Hospitality could also benefit from corporate divestitures. We recently purchased the Hyatt Regency Tokyo, an iconic hotel in one of the most energetic districts in the world, from Odakyu Electric Railway Company which had run the asset for more than 40 years, and are looking to enhance the hotel’s offerings to guests while retaining its unique heritage.

3. Growing Cities

Though Japan’s overall population is declining, its largest cities are growing. Both central Tokyo and Osaka saw net inward migration in 2023. Meanwhile, household sizes are getting smaller and rental occupancy rates in major markets such as Tokyo are already high at more than 95% at the beginning of 2024.3 It all points to high demand and tight supply in the multifamily residential market.

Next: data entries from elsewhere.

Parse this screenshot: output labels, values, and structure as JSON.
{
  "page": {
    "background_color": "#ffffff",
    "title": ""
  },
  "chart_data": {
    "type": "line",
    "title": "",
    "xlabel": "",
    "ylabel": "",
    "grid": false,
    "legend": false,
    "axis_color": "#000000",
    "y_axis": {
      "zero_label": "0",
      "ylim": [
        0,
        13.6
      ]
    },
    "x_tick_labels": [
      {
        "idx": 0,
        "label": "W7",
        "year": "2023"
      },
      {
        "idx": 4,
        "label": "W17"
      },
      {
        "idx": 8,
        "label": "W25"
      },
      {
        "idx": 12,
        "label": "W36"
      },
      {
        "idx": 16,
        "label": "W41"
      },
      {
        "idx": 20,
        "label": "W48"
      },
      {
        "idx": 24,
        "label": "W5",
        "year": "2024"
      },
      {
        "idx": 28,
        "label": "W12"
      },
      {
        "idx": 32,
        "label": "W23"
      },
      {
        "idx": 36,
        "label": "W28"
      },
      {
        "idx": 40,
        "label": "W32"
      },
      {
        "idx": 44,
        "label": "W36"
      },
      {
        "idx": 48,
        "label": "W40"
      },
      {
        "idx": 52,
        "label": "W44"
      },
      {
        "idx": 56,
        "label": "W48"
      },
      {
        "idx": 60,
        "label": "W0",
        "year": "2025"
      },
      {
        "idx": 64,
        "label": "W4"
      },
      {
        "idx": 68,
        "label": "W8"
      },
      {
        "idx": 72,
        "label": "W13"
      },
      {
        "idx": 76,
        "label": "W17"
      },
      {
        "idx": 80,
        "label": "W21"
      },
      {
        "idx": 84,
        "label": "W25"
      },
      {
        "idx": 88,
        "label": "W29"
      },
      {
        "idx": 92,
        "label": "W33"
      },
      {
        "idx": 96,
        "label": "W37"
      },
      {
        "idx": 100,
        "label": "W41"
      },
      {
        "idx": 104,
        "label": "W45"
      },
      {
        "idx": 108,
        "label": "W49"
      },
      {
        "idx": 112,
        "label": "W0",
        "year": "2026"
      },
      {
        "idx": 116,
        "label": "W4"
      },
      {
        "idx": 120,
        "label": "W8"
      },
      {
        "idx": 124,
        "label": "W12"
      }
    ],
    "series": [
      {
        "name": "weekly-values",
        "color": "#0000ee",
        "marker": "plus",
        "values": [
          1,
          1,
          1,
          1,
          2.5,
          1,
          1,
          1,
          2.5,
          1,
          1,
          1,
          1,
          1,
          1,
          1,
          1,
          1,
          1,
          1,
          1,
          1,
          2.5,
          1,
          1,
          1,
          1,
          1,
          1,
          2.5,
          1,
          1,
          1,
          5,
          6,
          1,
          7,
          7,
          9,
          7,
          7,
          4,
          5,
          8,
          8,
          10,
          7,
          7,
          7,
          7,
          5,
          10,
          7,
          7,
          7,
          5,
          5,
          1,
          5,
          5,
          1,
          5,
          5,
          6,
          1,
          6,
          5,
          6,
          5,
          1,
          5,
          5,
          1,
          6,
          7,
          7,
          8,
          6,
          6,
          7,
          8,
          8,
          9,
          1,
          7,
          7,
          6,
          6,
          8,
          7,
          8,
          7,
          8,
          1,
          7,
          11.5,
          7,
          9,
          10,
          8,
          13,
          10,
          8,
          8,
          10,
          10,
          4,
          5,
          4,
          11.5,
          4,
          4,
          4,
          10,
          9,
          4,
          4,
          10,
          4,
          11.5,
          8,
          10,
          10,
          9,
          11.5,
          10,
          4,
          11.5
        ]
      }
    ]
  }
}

Meanwhile, the available housing stock is relatively old. Roughly 60% of the housing in the three largest metropolitan areas was built before 2000.4 Operators who can invest and improve properties should be able to demand higher rents, particularly given Japan’s strong wage growth trends.

Keys to Success in Japan

Japan’s economic reawakening and the big shifts occurring in Japanese society make for attractive real estate investment opportunities. Taking advantage of these opportunities, however, is not straightforward. Property deals in Japan are often based on personal relationships and a long track record of doing business in the country. We feel that managers with deep local knowledge, on-the-ground presence, and a strong level of trust with both corporate and real estate partners, are best positioned to take advantage of Japan’s moment in the sun.


1. Statistics Bureau of Japan as of March 1, 2024.
2. Source: Mitsubishi UFJ Morgan Stanley Securities Analysis as of March 11, 2024.
3. Source: Savill’s Tokyo Residential Leasing Q1 2024.
4. Source: CBRE Research as of July 2023.